Medicare and HSA contributions. Simply gaining eligibility for Medicare doesn’t disqualify employees from staying on a high deductible plan or from contributing into an HSA. However, enrollment in Medicare (Parts A, B, C, and/or D) disqualifies an employee from making or receiving contributions to an HSA. Enrollment in Medicare does not impact an individual's eligibility to enroll in the HDHP (HSAs are independent offerings from a HDHP), or to request reimbursements from an HSA. Note that when individuals choose to delay enrollment in Medicare Part A at age 65,and enroll at a later date (during a special enrollment period), Medicare Part A coverage will become effective on a retroactive basis. Medicare Part A coverage can become effective up to six months earlier than the date of the request for enrollment, but not earlier than the date the individual turns age 65.
Medicare eligibility and Medicare secondary payer rules: If an employee enrolls in Medicare and the organization has 20 or more employees, the organization’s plan is the primary payer. It pays first and Medicare pays second. When the plan is primary payer, there is minimal coordination of coverage between the plan and Medicare. For this reason, employees should consider remaining covered under the employer plan over Medicare. However, if an organization has fewer than 20 employees, Medicare will be primary payer. If the employee chooses to waive enrollment in Medicare and remain enrolled in the group health plan, the insurance carrier will process claims taking Medicare into account, exposing employees to very high out-of-pocket expenses. This means most employees aged 65 or older working for employers with less than 20 employees, should consider enrolling in Medicare over the employer plan. However, if employees choose to enroll in both Medicare and the HDHP, they are no longer eligible to contribute to an HSA or receive contributions, as enrollment in Medicare disqualifies employees from contributing to HSAs.
What receiving Social Security benefits means to HSA holders. Workers receiving Social Security benefits are automatically enrolled in Medicare Part A if they have contributed 40 quarters into Medicare. When they choose to receive Social Security benefits six months past the full retirement age of 66, Social Security gives six months of benefits in “back pay.” As enrollment in Medicare Part A is associated with Social Security benefit payments, the employee will be enrolled in Medicare Part A retroactively, six months before the request to receive Social Security benefits. The retroactive enrollment in Medicare Part A disqualifies employees from contributing to or receiving contributions to an HSA, and subjects them to six months of tax penalties. To avoid penalties, older workers should be advised to stop contributing to their HSA account six months before applying for their Social Security benefits.

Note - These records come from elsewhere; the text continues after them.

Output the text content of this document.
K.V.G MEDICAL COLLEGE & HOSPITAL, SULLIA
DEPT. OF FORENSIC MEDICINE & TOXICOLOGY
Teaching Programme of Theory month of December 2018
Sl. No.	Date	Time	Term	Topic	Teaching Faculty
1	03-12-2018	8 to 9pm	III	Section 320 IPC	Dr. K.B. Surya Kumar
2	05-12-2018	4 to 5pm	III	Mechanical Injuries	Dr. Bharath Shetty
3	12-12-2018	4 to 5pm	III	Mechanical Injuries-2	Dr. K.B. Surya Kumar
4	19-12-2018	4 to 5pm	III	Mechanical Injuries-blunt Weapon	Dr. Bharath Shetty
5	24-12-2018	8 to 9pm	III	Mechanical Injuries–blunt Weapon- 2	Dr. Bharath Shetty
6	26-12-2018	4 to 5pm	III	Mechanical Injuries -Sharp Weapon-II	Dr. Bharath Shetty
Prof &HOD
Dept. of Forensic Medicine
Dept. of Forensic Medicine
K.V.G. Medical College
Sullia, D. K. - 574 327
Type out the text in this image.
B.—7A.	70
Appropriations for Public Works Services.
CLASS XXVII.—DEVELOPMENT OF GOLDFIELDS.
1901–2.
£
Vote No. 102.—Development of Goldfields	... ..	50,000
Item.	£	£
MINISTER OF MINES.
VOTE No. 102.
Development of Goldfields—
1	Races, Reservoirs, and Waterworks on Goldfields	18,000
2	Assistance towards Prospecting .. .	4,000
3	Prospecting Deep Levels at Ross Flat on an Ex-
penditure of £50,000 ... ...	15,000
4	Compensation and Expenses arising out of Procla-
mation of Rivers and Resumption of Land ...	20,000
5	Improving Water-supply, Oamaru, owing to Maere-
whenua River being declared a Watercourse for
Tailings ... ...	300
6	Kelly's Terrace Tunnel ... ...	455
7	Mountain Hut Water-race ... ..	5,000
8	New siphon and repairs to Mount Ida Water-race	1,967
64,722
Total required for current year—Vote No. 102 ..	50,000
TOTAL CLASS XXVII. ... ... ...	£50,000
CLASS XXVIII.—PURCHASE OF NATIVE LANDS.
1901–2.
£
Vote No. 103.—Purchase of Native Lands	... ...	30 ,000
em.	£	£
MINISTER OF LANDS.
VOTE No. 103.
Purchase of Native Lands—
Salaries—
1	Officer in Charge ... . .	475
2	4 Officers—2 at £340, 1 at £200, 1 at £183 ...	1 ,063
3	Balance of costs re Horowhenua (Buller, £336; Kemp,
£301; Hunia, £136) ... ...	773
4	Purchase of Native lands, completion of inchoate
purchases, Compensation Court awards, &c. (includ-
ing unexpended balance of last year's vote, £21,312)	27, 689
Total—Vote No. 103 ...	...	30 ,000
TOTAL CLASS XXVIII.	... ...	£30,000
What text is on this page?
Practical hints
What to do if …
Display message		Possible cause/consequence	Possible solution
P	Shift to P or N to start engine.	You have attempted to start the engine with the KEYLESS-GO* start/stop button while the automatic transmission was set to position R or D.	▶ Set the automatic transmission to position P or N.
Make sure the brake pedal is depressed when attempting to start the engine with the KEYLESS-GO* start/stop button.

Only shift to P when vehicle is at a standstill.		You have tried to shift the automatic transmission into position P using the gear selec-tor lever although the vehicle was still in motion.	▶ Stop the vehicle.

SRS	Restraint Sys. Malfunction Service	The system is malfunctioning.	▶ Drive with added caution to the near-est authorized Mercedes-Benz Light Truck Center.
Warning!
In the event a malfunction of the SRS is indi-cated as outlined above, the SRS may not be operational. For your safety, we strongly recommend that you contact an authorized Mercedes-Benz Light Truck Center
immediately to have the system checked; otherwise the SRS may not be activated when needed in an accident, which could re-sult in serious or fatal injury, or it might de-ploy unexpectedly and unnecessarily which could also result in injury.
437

Opting out of Medicare. If older workers at organizations employing 20 or more employees enroll in Medicare Part A without understanding what it means to their eligibility to contribute to an HSAs, they can withdraw their Medicare enrollment as long as they have not yet applied to receive Social Security benefits. Doing so will not subject them to penalties, and they will be allowed to reenroll in Medicare Part A at a later time.
The disability factor. People on disability are automatically enrolled in Medicare after their 25th disability check from Social Security. When they return to work, their disability payments stop, but the Medicare entitlement extends for 93 months. If their employer offers an HSA that’s tied to a high deductible plan, they are thus ineligible to enroll in or receive or make contributions to an HSA. Opting out of Medicare Part A once on disability is unlikely.